El Atleti es Esparta. Los hombres que habitan en ella saben que con el sufrimiento alcanzarán la gloria de los elegidos. Sus hijos y los hijos de sus hijos leerán con orgullo sus nombres escritos en piedra. Pero para ello, primero hay que sufrir. Ningún sacrificio será esquivado si es necesario para alcanzar la victoria. Cada rival que se aniquile es un paso más para la inmortalidad.

Para soportar el sufrimiento es imprescindible vivir al día. No hay que mirar más allá para que la contemplación del enorme desafío que se proponen superar no pueda minar la moral de los guerreros.

Nadie regaló nunca nada al Atleti. Este año no iba a ser diferente, máxime cuando el enemigo es más fuerte de lo que jamás haya sido. Se prepara para el sufrimiento cada día. Lleva entrenándolo dos años y medio. Sabemos que no su fútbol no es el más brillante del planeta, sin embargo habrá pocos conjuntos con más capacidad para adaptarse a todas las situaciones que se presenten en un partido.

El Valencia, a pesar de lo que podría esperarse por su situación en la tabla, demostró que puede jugar bien al fútbol. Salió concentrado y con la intención de hacer daño muy pronto. El Atleti estuvo fuera del partido durante los primeros veinte minutos sin poder hacer nada más que ir detrás del balón.

Confiado en su fortaleza el Atlético es capaz de aguantar esos aluviones de los equipos rivales sin descomponerse. Deja pasar el tiempo sabiendo que el partido irá cambiando de signo. Así ocurrió desde mediados de la primera parte. Fue ganando terreno hasta que la pelota corría ya más por el campo contrario que por el propio. No hubo muchas ocasiones: dos conté. Un disparo desde la esquina del área de David Villa y un remate de Koke tras una dejada de Diego Costa que el centrocampista envió demasiado elevado.

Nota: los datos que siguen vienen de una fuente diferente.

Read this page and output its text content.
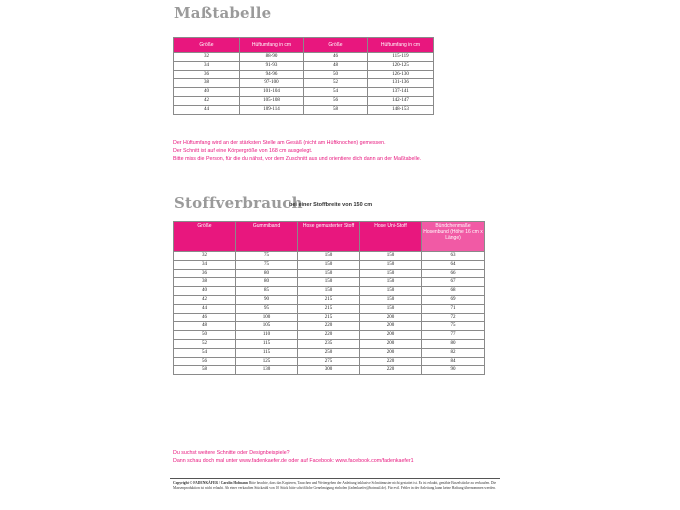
Maßtabelle
Größe	Hüftumfang in cm	Größe	Hüftumfang in cm
32	88-90	46	115-119
34	91-93	48	120-125
36	94-96	50	126-130
38	97-100	52	131-136
40	101-104	54	137-141
42	105-108	56	142-147
44	109-114	58	148-153
Der Hüftumfang wird an der stärksten Stelle am Gesäß (nicht am Hüftknochen) gemessen.
Der Schnitt ist auf eine Körpergröße von 168 cm ausgelegt.
Bitte miss die Person, für die du nähst, vor dem Zuschnitt aus und orientiere dich dann an der Maßtabelle.
Stoffverbrauch
bei einer Stoffbreite von 150 cm
Größe	Gummiband	Hose gemusterter Stoff	Hose Uni-Stoff	Bündchenmaße Hosenbund (Höhe 16 cm x Länge)
32	75	150	150	63
34	75	150	150	64
36	80	150	150	66
38	80	150	150	67
40	85	150	150	68
42	90	215	150	69
44	95	215	150	71
46	100	215	200	72
48	105	220	200	75
50	110	220	200	77
52	115	235	200	80
54	115	250	200	82
56	125	275	220	84
58	130	300	220	90
Du suchst weitere Schnitte oder Designbeispiele?
Dann schau doch mal unter www.fadenkaefer.de oder auf Facebook: www.facebook.com/fadenkaefer1
Copyright © FADENKÄFER / Carolin Hofmann Bitte beachte, dass das Kopieren, Tauschen und Weitergeben der Anleitung inklusive Schnittmuster nicht gestattet ist. Es ist erlaubt, genähte Einzelstücke zu verkaufen. Die Massenproduktion ist nicht erlaubt. Ab einer verkauften Stückzahl von 10 Stück bitte schriftliche Genehmigung einholen (fadenkaefer@hotmail.de). Für evtl. Fehler in der Anleitung kann keine Haftung übernommen werden.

El partido había cambiado y ahora sí estaba dónde quería el Atleti. Sin mucho fútbol, pero con mucha decisión consiguió encerrar al Valencia en su área. Cuando los delanteros están obtusos como lo estuvo hoy Diego Costa es fundamental contar con otro futbolista que aparezca en los momentos decisivos. Ése hombre esta temporada es Raúl García. Volvió a marcar un gol valiosísimo en un momento clave del partido. Aprovechó el error de Guaita y Mathieu para peinar el balón de espaldas a la portería. Un remate que fue facilitado por la falta de entendimiento portero y el zaguero valencianista, circunstancia que no resta ningún mérito a la capacidad goleadora del navarro.

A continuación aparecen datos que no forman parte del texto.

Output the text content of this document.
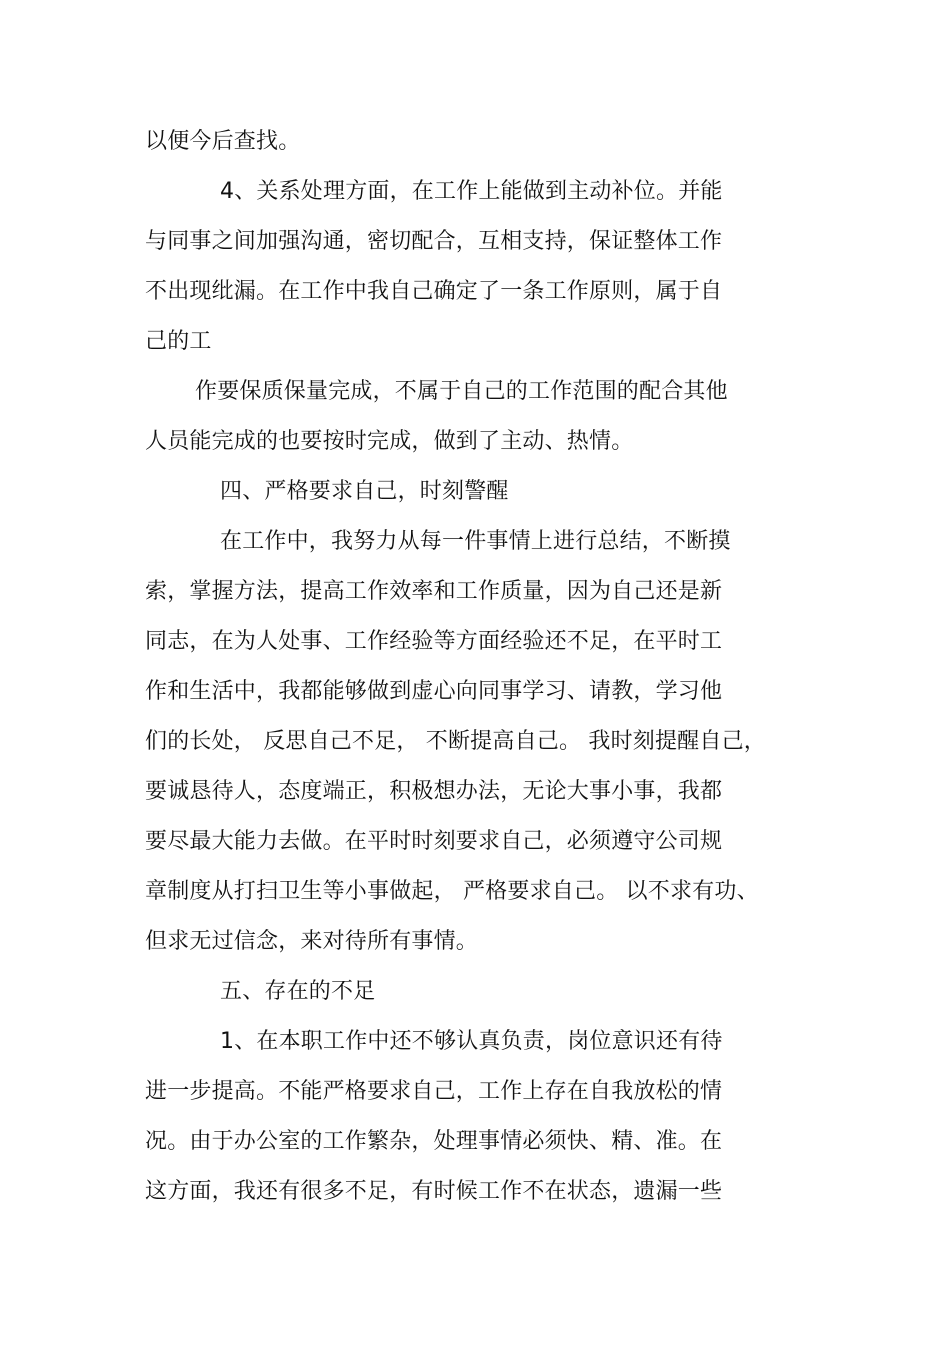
以便今后查找。
4、关系处理方面，在工作上能做到主动补位。并能
与同事之间加强沟通，密切配合，互相支持，保证整体工作
不出现纰漏。在工作中我自己确定了一条工作原则，属于自
己的工
作要保质保量完成，不属于自己的工作范围的配合其他
人员能完成的也要按时完成，做到了主动、热情。
四、严格要求自己，时刻警醒
在工作中，我努力从每一件事情上进行总结，不断摸
索，掌握方法，提高工作效率和工作质量，因为自己还是新
同志，在为人处事、工作经验等方面经验还不足，在平时工
作和生活中，我都能够做到虚心向同事学习、请教，学习他
们的长处， 反思自己不足， 不断提高自己。 我时刻提醒自己，
要诚恳待人，态度端正，积极想办法，无论大事小事，我都
要尽最大能力去做。在平时时刻要求自己，必须遵守公司规
章制度从打扫卫生等小事做起， 严格要求自己。 以不求有功、
但求无过信念，来对待所有事情。
五、存在的不足
1、在本职工作中还不够认真负责，岗位意识还有待
进一步提高。不能严格要求自己，工作上存在自我放松的情
况。由于办公室的工作繁杂，处理事情必须快、精、准。在
这方面，我还有很多不足，有时候工作不在状态，遗漏一些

La segunda mitad comenzó al contrario que la primera. En ésta fue el Atlético el que buscó con más ahínco la portería para rematar el resultado. Lo pudo hacer Diego Costa cuando se encontró delante de Guaita. Hoy no era el día del hispano-brasileño. A mi jucio dio un toque más de pelota del necesario cuando encaraba la portería y, así, perdió la oportunidad de finiquitar el encuentro y a la vez permitir que bajaran las pulsaciones de los corazones rojiblancos.

Simeone vio el peligro que podía correr el resultado y buscó más control de la pelota dando entrada a Arda y a Sosa. No lo consiguió y el encuentro entró en una peligrosa dinámica. El Valencia se echó arriba y el Atleti no encontraba la forma de salir de su área. Hubo unos diez minutos de agobio serio que culminaron con un disparo cruzado de Feghouli, muy peligroso y un remate de cabeza que desvió Filipe Luis. Prácticamente ahí concluyeron las posibilidades valencianistas. El Atleti manejó mejor los últimos diez minutos y se aseguró la victoria.

Al principio no lo tuvieron en cuenta. Más tarde se dijo: «Ya caerá el Atleti». La nula valoración que se hacía al trabajo de los jugadores y del técnico les ha ido fortaleciendo. Su ninguneo era su vitamina. Pronosticaron con desprecio la caída del Atleti. No contaban con que el Atleti es Esparta: la patria de los que sabemos sufrir para alcanzar la gloria de los vencedores.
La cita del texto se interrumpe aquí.